Sets up a Normal mixture to approximate the distribution of the log χ²₁ random variable.

Examples

julia> histogram(log.(rand(Chisq(1),10000)), normalize = true, fillcolor = :lightgray, linecolor = :white, lw = 0.5, label = "simulated")
julia> mix = SetUpLogChi2Mixture(10, 1) # Omori et al (2007) 10-comp
julia> plot!(-20:0.01:4, pdf.(mix.dist, -20:0.01:4), color = :black, label = "10-comp")
julia> mix = SetUpLogChi2Mixture(5, 1) # Carter-Kohn 5-component
julia> plot!(-20:0.01:4, pdf.(mix.dist, -20:0.01:4), color = :cornflowerblue, label = "5-comp")

Update_h(ỹ, m, v, Dᵩ, ξ, ϕ, σ²ₙ, μ)

Update log-volatility series for one parameter

Updateμ(y, ξ, ϕ, σ²ₙ, m₀, σ₀)

Sampling update of the mean in the logvariance evolution - Centered parameterization

UpdateMixAlloc(ỹ, h, mixDist)

Update the mixture component allocation for the log-volatility series

UpdateMixAlloc(ỹ, h, mixDist)

Update the mixture component allocation for the log-volatility series

Updateξ(y, ϕ, σ²ₙ, μ, α, β)

Sampling update step for the Polya-Gamma variables

UpdateμNC(ỹ, h̃, m, v, m₀, σ₀)

Sampling update of the mean in the logvariance evolution - Non-centered parameterization

Updateσ²ₙ(y, ξ, ϕ, μ, ν₀, ψ₀)

Sampling update of the variance in the log-volatility evolution

update_dsp!(ν, S, P, H, H̃, ξ, ϕ, μ, σ²ₙ, prior, 
    mix, Dᵩ, offset = eps(), α = 1/2, β = 1/2, updateσₙ = false)

A single Gibbs update of all dynamic shrinkage process (DSP) parameters given a T × p matrix of parameter innovations, ν.

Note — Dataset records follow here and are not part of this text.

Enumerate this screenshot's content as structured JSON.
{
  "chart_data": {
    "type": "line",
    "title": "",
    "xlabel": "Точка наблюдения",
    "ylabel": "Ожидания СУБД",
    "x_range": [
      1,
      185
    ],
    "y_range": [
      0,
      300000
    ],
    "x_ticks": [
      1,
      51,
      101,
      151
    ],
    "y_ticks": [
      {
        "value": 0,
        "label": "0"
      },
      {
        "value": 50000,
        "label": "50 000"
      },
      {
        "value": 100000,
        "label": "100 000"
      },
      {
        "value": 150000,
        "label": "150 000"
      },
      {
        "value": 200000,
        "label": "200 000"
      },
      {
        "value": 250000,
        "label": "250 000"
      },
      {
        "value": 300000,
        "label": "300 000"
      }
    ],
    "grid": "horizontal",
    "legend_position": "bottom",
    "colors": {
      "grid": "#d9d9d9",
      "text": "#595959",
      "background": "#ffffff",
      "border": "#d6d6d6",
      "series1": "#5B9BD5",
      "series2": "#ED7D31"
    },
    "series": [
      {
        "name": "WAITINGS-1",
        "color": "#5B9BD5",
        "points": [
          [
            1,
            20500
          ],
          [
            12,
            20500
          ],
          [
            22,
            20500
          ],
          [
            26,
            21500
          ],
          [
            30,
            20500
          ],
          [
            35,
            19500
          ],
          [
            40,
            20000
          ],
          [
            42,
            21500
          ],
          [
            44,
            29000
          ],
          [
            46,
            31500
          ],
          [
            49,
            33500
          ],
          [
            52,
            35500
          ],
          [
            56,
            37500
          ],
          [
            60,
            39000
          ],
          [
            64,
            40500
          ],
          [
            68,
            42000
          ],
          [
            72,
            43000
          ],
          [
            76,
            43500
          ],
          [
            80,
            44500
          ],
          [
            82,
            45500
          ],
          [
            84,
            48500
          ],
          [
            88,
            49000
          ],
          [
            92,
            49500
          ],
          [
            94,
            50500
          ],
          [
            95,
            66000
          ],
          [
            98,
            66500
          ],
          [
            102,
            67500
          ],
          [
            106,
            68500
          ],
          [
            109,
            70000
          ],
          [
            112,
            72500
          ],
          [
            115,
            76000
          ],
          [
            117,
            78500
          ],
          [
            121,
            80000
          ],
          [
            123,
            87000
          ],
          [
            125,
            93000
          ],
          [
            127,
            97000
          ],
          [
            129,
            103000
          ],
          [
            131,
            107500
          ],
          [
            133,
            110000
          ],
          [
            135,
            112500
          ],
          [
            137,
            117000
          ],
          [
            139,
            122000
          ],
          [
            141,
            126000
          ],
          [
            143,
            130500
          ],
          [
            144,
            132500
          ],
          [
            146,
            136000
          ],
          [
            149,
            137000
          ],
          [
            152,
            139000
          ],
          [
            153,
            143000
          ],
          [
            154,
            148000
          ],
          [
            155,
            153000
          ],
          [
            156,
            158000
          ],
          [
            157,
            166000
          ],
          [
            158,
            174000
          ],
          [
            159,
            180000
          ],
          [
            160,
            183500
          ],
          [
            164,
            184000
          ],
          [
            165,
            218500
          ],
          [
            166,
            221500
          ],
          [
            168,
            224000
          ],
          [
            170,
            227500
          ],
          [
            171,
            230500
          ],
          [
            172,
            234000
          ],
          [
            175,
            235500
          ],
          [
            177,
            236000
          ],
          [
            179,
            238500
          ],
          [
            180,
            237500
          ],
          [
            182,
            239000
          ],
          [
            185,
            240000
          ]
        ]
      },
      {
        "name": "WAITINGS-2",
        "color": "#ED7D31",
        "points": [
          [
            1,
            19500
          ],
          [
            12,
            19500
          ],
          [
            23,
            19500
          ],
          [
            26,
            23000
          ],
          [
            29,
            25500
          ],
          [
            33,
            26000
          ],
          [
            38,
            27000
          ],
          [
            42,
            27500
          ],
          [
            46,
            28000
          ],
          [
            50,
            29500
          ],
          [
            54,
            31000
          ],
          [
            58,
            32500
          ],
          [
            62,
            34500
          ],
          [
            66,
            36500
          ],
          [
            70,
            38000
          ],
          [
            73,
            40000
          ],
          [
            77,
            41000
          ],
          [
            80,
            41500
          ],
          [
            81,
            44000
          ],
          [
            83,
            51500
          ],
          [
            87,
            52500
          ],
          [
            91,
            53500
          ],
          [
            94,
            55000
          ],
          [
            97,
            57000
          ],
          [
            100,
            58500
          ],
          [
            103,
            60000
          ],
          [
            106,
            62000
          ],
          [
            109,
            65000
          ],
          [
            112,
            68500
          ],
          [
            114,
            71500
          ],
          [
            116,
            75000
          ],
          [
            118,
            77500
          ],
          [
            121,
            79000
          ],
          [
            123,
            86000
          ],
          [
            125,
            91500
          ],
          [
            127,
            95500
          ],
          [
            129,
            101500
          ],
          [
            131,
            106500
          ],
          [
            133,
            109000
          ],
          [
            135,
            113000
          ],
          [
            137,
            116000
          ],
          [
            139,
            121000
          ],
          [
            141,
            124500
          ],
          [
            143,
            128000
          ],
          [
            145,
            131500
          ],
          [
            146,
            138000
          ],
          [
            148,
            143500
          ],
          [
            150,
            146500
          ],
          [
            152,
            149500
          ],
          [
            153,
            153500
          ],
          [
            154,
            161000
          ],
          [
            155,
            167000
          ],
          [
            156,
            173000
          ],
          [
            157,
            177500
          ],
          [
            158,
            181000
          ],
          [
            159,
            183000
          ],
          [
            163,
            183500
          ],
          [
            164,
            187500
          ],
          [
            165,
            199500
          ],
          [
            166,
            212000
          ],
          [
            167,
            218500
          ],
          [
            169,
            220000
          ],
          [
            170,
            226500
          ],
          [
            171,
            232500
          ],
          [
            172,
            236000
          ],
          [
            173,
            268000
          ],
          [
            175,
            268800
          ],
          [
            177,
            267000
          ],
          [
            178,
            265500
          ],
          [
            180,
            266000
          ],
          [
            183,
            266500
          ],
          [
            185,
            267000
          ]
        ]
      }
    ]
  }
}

The columns of ν correspond to different parameters, which are assumed to be independent. The elements in a column of ν are innovations for the log-volatility evolution, i.e.

νₜ ~ N(0, exp(hₜ/2)) for t = 1,2,...,T hₜ = μ + ϕ(hₜ₋₁ - μ) + ηₜ, where εₜ ~ N(0,σₙ/√ξₜ) ξₜ ~ PG(2α) is a Polya-Gamma variable.

The columns of H contains the log-volatility evolution for a given parameter: hₜ for t = 1,2,...,T. The Polya-Gamma construction gives a marginal distribution for ηₜ ~ Z(α,α,0,σₙ).

prior is a named tuple with fields ϕ₀, κ₀, m₀, σ₀, ν₀, ψ₀, which are the prior parameters for the AR coefficient ϕ, the mean μ, and the variance σ²ₙ in the log-volatility evolution.

The usual square-and-log trick in stochastic volatility models is used to turn hₜ into an additive parameter ỹₜ = log(νₜ² + offset) = hₜ + qₜ, where qₜ ~ log χ²₁, which is approximated by a mixture of normals distribution with mixture allocation given by the T × p matrix S. The posterior probabilities of the mixture allocation are stored in the T × p matrix P.

mix is a named tuple with fields dist, m, v, which is the mixture distribution, and the means and variances of the mixture components.